Most writers at some point in their careers experience this. It’s that blankness that comes when you know you should be writing. It’s that void of nothing where all the best juicy ideas should be. It’s the infinite inky wall of smoke that stands between your conscious and unconscious mind where your wonder and creativity should shine through.
Who has sat down in front of their computer in the morning and simply stared at a blank word processing document, and realised after 2 hours that they have not typed one single word? A few years ago this was me. I had lots of projects started, but whenever I tried to work on any of them my inspiration evaporated. Sometimes I would try to work through it and just type random things: thinking that eventually something would trigger and I’d stop typing and start writing – edit the junk later… job done.
But no. On these occasions I just waffled absolute nonsense. I was wasting my time.
Sometimes trying to push through it would even give me a headache, and I realised that forcing it wasn’t the answer. The more I tried to write, the greater my resistance to the connection to my creative mind.
Ok I exaggerate, sometimes, if I persisted, I was able to get through it eventually; perhaps after 1000-5000 useless words of pointless babble I might begin to connect, but the moments were fleeting and very hard won. Not particularly efficient in an industry where you get paid by volume of quality words rather than an hourly rate
I began to wonder why this would be. Why is this a thing that writers get sometimes? What causes it and how do you get through it? I knew I was a writer, but I felt inadequate and suddenly understood what it must be like for those men who can’t get it up. It was emasculating…. even though I’m a woman, and it has nothing to do with being male or female; but there is no gender neutral word for that feeling I had, (at least none that I know). I felt impotent.
And so I wallowed in self -pity: a writer unable to write.
Who’s with me here? Know what this is like? This is where the slow descent into gratifying addictions can happen. But we know about those. So how to overcome block without the use of substances that alter brain chemistry?
Improve your state of mind. Simple answer – tricky execution. You have to let go of writing altogether and find your zen. Or to put it another way, you need to let go your negative thought pattern and raise your vibrations. Or yet another way, practice yoga and mindfulness. The options are actually as many as there are individuals, but essentially to reconnect to your unconscious mind so you can write again, you have to stop writing, ironically, and live.
For me it was actually yoga, but it could just as easily have been walks in the woods, gardening, striping engines or cycle hikes across Dartmoor.
The important thing is to relax and reconnect with yourself and find that activity that inspires you to concentrate, to focus and relax your mind.

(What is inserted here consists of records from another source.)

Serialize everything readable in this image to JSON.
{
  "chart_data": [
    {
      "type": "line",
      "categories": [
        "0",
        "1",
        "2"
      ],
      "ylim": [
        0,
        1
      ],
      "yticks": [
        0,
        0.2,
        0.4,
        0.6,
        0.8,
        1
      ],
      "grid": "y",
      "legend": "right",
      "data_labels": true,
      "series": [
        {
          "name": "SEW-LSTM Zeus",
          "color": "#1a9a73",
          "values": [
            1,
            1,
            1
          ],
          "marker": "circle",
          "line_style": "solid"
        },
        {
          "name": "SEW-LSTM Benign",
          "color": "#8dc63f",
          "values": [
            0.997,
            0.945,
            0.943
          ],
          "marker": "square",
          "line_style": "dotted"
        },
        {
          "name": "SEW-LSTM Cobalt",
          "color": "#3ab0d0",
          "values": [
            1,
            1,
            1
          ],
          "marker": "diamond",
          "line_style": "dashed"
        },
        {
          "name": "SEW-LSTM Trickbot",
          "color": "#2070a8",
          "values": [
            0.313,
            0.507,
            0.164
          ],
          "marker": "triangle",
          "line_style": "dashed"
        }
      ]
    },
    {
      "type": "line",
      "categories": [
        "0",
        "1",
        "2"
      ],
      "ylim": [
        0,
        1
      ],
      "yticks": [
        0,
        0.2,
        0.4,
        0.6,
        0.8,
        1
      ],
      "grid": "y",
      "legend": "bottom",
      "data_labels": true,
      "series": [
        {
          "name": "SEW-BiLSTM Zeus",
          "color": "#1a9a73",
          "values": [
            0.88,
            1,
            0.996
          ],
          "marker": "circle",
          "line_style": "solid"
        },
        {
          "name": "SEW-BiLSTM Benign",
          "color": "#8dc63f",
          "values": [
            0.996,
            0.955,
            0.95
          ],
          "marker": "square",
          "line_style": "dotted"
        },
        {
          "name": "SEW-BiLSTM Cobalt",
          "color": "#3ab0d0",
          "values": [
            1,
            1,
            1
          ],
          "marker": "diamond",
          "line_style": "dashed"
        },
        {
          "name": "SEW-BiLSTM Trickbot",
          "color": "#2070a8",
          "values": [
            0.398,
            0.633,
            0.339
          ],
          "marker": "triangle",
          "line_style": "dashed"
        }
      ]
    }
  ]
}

People think of meditation as this buddhist activity for people on a spiritual path, but it’s actually available to everyone in everyday tasks, including the most random of western activities that are easily available to us. You don’t need an Ashram in the mountains of India, (as amazing as that does sound), all you need is presence in what you do, everyday.
As soon as I stopped focusing on what I couldn’t do, I was able to make a stronger connection to my imagination than I have ever had before and my thoughts flow much more freely.
Eckhart Tolle is a favourite philosopher of mine, and this meme sums up how I view Writers Block…
How many of you have experienced Writers’ Block? How has it manifested for you? And how were you able to overcome it?